How about you?  How would you balance the budget?

Saturday, February 5, 2011

Paul Bunyan, Pecos Bill and Ronald Reagan

Paul Bunyan dug the Grand Canyon and built Mt. Hood.  Pecos Bill rode a tornado and used a rattlesnake as a lasso.   And Ronald Reagan rescued America from big government and defeated the Soviet Union.  American heroes are as mythological as Greek or Roman ones.  The media is once more trumpeting Ronald Reagan on his 100th birthday.  This isn't the first 24-hour Reaganfest but it is time for a reality check. 

Heroes are appealing and myths are mighty.  None of the facts below are likely to leave so much as a scratch on Reagan's teflon monument. 

Republicans have Forgotten...
1967:  As governor, Reagan raised California taxes by 30% of the general fund, a modern record.
1967-1975:  Reagan raised government spending in California by 177%.
1981:  Reagan's first year in office marked a reversal in deficit spending in America.  After falling sharply from 1945 until 1981, the national debt as a percentage of GDP rose under Reagan from 35% to 55% by the end of his term.
1981-1989: Reagan signed 15 tax measures into law as president.  4 were tax cuts.  11 were tax increases.
1982:  Largest peacetime tax increase in US History, $100 billion over 3 years
1986:  Largest corporate tax increase in US History, $120 billion over 3 years
1981-1992:  Under Reagan and Bush Sr., the national debt quadrupled from $1 trillion to $4 trillion.
1991:  The breakup of the USSR was due to internal forces, a succession of short term leaders, Gorbachev's reforms, an economic crisis, an unpopular war in Afghanistan and possibly Chernobyl.  Crediting Reagan is popular in a country that believes the US must be responsible for everything but in reality his only contribution was overspending on defense, a minor factor.

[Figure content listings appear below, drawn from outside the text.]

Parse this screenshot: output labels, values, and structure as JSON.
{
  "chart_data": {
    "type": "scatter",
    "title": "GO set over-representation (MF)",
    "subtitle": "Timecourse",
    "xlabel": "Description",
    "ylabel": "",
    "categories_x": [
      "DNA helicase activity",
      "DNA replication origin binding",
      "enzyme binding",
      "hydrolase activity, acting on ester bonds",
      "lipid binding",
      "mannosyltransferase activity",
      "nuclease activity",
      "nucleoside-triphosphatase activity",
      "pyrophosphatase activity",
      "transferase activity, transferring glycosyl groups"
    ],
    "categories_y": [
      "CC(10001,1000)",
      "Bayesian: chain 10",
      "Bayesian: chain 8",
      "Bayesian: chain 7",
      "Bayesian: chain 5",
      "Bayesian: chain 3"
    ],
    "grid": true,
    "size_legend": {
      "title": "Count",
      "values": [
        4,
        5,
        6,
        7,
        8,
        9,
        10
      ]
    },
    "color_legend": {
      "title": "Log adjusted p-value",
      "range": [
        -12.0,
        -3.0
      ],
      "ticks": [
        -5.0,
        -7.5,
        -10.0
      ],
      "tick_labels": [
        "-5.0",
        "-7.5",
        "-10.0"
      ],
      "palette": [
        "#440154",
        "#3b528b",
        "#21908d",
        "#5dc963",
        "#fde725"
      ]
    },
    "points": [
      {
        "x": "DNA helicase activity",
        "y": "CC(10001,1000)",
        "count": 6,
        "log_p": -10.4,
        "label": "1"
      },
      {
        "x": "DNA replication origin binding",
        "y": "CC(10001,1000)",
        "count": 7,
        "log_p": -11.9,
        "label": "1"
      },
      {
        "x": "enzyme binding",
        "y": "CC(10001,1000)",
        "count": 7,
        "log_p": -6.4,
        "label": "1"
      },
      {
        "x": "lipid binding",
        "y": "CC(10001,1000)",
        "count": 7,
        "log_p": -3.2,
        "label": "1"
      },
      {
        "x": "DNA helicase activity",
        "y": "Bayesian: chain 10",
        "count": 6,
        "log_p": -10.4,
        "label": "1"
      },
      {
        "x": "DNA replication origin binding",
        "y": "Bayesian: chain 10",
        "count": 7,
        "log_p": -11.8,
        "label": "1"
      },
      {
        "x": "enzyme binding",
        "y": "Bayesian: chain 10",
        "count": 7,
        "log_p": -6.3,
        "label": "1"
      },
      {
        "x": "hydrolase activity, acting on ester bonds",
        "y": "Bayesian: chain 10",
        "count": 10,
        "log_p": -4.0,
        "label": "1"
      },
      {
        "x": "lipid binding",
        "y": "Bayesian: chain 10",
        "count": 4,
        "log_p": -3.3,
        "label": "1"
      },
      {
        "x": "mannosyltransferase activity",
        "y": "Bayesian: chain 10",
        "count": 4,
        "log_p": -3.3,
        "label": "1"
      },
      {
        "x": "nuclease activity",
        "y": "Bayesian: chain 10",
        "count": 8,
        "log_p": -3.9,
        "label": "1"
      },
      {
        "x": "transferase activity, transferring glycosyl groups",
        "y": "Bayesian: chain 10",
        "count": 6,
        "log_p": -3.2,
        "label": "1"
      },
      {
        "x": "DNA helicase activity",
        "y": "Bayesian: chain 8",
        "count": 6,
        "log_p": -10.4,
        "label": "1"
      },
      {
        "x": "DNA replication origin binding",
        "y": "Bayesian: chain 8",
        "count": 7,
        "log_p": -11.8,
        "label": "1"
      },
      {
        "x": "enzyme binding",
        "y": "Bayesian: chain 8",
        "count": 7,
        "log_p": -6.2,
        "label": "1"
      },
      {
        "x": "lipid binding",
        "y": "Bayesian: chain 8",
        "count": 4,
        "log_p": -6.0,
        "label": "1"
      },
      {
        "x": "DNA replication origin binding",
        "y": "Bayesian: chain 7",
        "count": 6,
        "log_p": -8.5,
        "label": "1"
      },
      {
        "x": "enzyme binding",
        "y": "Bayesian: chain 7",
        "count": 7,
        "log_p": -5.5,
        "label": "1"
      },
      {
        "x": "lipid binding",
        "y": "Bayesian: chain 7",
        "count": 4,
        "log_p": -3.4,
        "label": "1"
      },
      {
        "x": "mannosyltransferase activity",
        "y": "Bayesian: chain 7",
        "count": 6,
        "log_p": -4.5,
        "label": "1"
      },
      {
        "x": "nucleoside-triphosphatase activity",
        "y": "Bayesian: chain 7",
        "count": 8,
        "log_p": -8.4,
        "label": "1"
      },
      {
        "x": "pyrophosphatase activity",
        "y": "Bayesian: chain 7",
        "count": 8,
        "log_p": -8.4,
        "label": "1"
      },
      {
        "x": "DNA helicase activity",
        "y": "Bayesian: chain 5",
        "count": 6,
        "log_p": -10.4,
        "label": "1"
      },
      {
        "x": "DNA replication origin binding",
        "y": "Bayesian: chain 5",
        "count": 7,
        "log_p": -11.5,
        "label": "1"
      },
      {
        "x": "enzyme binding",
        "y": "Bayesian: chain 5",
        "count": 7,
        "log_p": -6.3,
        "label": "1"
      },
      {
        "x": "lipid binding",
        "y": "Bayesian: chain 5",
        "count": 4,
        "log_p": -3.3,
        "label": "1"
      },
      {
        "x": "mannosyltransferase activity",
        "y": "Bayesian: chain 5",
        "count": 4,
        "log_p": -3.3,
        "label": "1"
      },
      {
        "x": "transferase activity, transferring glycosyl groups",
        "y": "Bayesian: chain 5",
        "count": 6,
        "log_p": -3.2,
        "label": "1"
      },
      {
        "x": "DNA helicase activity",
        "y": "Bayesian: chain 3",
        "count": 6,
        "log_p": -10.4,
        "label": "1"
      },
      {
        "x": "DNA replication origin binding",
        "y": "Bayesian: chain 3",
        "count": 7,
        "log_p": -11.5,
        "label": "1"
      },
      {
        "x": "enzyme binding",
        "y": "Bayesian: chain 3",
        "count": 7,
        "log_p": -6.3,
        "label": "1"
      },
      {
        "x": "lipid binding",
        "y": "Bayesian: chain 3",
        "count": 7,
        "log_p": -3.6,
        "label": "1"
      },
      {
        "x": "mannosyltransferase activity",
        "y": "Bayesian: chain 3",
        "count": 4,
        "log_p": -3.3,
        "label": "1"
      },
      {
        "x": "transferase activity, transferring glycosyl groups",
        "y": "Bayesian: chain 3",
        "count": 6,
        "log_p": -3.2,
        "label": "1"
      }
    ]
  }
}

Democrats have Forgotten...
Late 1940s:  With his acting career drying up, Reagan offered up the names of many Hollywood associates (competitors?) to the McCarthyites. 
1966:  Reagan declared that the Civil Rights Act of 1964 was a mistake. He advocated repeal of California's anti-discrimination law, stating "If an individual wants to discriminate against Negroes or is his right to do so."
1980:  Reagan's campaign negotiated a DELAY in releasing the American hostages from Iran until after the election.  In exchange, the secret flow of weapons to Iran began within days.
1981:  Reagan attracted Southern Democrats to the Republican party by calculated appeals to white racism.
1981:  In his first year, Reagan fired 12,000 air traffic controllers and broke their union. He also appointed anti-union members to the National Labor Relations Board, this though he had not only been a union member himself but president of the Screen Actors Guild.
1981-1989:  138 corrupt Reagan Administration were convicted, indicted or under investigation for felony charges, a record that will hopefully stand for a long time to come.
1983:  Payroll (Social Security and Medicare) taxes on all workers and employers raised from 9% to 15.3% over 6 years.
1986:  Reagan's Iran-Contra scheme was discovered.  Reagan's administration violated its own arms embargo and sold weapons to Iran, using the proceeds to illegally arm the Contra rebels in Nicaragua

1988:  Revelations that President Reagan based many of his presidential decisions on astrology, including the selection of Bush as his VP and signing an arms treaty with the Soviets.(Reagan consulted prominent astrologers regularly since at least the 1940s)
1989:  Reagan doubled defense spending during his presidency, a prime contributor to deficit growth in his terms.

In the 2010 election, Republican candidates were comical in their competition to win the "heir of Ronald Reagan" competition.  Even Obama quoted Reagan and seemed to strive for the most-Reaganesque ribbon.  Prospective Republican party chairs were fielded a question last month that asked their "favorite Republican other than Ronald Reagan", needing to preempt the predictable responses.

On the NPR show "This American Life", elementary students on a tour of the Reagan Library do a role play of Reagan's decision to invade Grenada in 1983.  The rigged scenario is an endorsement of this much-maligned decision to invade the tiny island.  The justification?  Grenada might have joined with Cuba and Nicaragua and attacked the US.  I say bring it on, Grenada.  We've got Paul Bunyan and his ox, Babe.